Ok cool with the thanks and niceness and stuff. But sharing is caring . So share already lol 

Rotten Bunny.

Vape the Planet !

Reactions: Winner 1 | Funny 2


----------



## Bumblebabe (10/1/15)

Rotten_Bunny said:


> Ok cool with the thanks and niceness and stuff. But sharing is caring . So share already lol
> 
> Rotten Bunny.
> 
> Vape the Planet !


Maybe if @Sir Vape has a few minutes, he will share the secret with all 
I would love to see what vaping goodies fits in it (clue)

Reactions: Like 2


----------



## BigGuy (10/1/15)

You know you doing something right when your customers and fellow vendors send you Christmas presents.

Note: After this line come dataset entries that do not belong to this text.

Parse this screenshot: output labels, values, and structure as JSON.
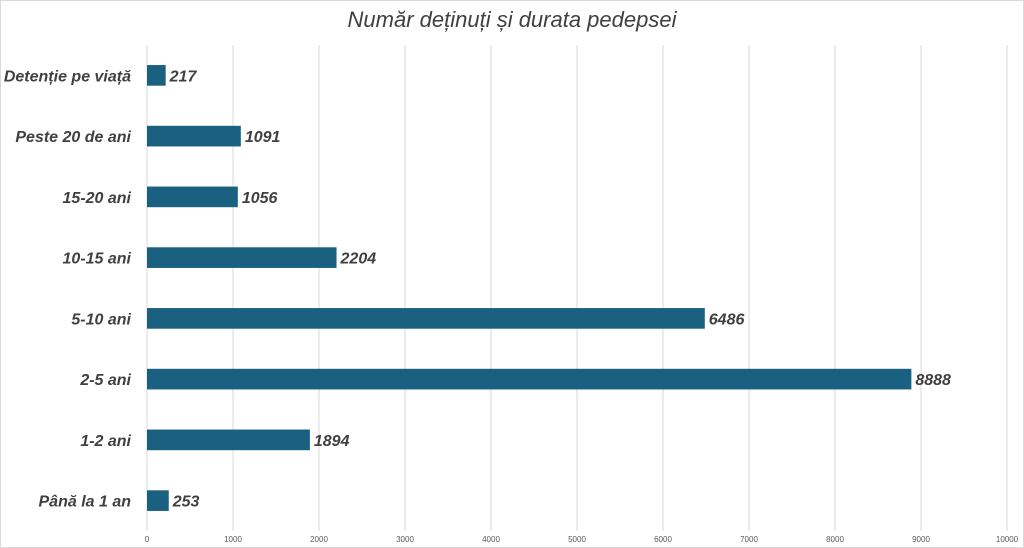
{
  "chart_data": {
    "type": "bar",
    "orientation": "horizontal",
    "title": "Număr deținuți și durata pedepsei",
    "xlabel": "",
    "ylabel": "",
    "categories": [
      "Detenție pe viață",
      "Peste 20 de ani",
      "15-20 ani",
      "10-15 ani",
      "5-10 ani",
      "2-5 ani",
      "1-2 ani",
      "Până la 1 an"
    ],
    "values": [
      217,
      1091,
      1056,
      2204,
      6486,
      8888,
      1894,
      253
    ],
    "xlim": [
      0,
      10000
    ],
    "xticks": [
      0,
      1000,
      2000,
      3000,
      4000,
      5000,
      6000,
      7000,
      8000,
      9000,
      10000
    ],
    "grid": true,
    "legend": "none",
    "bar_color": "#1a6080"
  }
}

Reactions: Like 1 | Winner 5 | Thanks 1


----------



## Silver (10/1/15)

That is amazing
Wow

Reactions: Like 1 | Thanks 1


----------



## rogue zombie (10/1/15)

Aww that's nice... Bumbles

Reactions: Thanks 1


----------



## Rotten_Bunny (11/1/15)

That is awesome 

Rotten Bunny.

Vape the Planet !

Reactions: Thanks 1


----------



## Bumblebabe (11/1/15)

A huge pleasure Mr @Sir Vape 

Thanks guys


----------



## Bumblebabe (11/1/15)

Lol
It's a pleasure @BigGuy 
Sorry for the mixup


----------